Database of Abstracts of Reviews of Effects (DARE): Quality-assessed Reviews [Internet].

Modulation of fluorouracil by leucovorin in patients with advanced colorectal cancer: an updated meta-analysis

Review published: 2004.

Bibliographic details: Thirion P, Michiels S, Pignon J P, Buyse M, Braud A C, Carlson R W O'Connell M, Sargent P, Piedbois P.  Modulation of fluorouracil by leucovorin in patients with advanced colorectal cancer: an updated meta-analysis. Journal of Clinical Oncology 2004; 22(18): 3766-3775. [PubMed: 15365073]

Abstract

PURPOSE: The modulation of fluorouracil (FU) by folinic acid (leucovorin [LV]) has been shown to be effective in terms of tumor response rate in patients with advanced colorectal cancer, but a meta-analysis of nine trials previously published by our group failed to demonstrate a statistically significant survival difference between FU and FU-LV. We present an update of the meta-analysis, with a longer follow-up and the inclusion of 10 newer trials.

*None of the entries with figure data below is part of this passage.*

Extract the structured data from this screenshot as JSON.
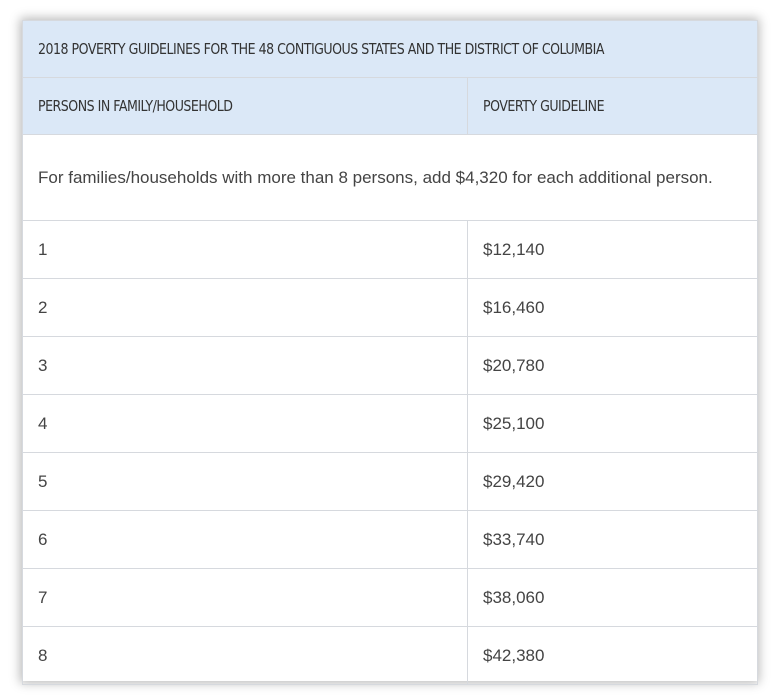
{
  "table": {
    "title": "2018 POVERTY GUIDELINES FOR THE 48 CONTIGUOUS STATES AND THE DISTRICT OF COLUMBIA",
    "headers": [
      "PERSONS IN FAMILY/HOUSEHOLD",
      "POVERTY GUIDELINE"
    ],
    "note": "For families/households with more than 8 persons, add $4,320 for each additional person.",
    "rows": [
      {
        "persons": "1",
        "guideline": "$12,140"
      },
      {
        "persons": "2",
        "guideline": "$16,460"
      },
      {
        "persons": "3",
        "guideline": "$20,780"
      },
      {
        "persons": "4",
        "guideline": "$25,100"
      },
      {
        "persons": "5",
        "guideline": "$29,420"
      },
      {
        "persons": "6",
        "guideline": "$33,740"
      },
      {
        "persons": "7",
        "guideline": "$38,060"
      },
      {
        "persons": "8",
        "guideline": "$42,380"
      }
    ]
  }
}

PATIENTS AND METHODS: Analyses are based on individual data from 3,300 patients randomized in 19 trials on an intent-to-treat basis. Two trials had multiple comparisons, leading to a total of 21 pair-wise comparisons. FU doses were similar in both arms in 10 pair-wise comparisons, 15% to 33% higher in the FU-alone arm in six comparisons, and more than 66% higher in five comparisons.

RESULTS: Overall analysis showed a two-fold increase in tumor response rates (11% for FU-LV v 21% for FU-LV v 11% for FU [corrected] alone; odds ratio, 0.53; 95% CI, 0.44 to 0.63; P <.0001) and a small but statistically significant overall survival benefit for FU-LV over FU alone (median survival, 11.7 v 10.5 months, respectively; hazards ratio, 0.90; 95% CI, 0.87 to 0.94; P =.004), which were primarily seen in the first year. We observed a significant interaction between treatment benefit and dose of FU, with tumor response and overall survival advantages of FU-LV over FU-alone being restricted to trials in which a similar dose of FU was prescribed in both arms.

CONCLUSION: This updated analysis demonstrates, on a large data set, that FU-LV improves both response rate and overall survival compared with FU alone and that this benefit is consistent across various prognostic factors.

CRD has determined that this article meets the DARE scientific quality criteria for a systematic review.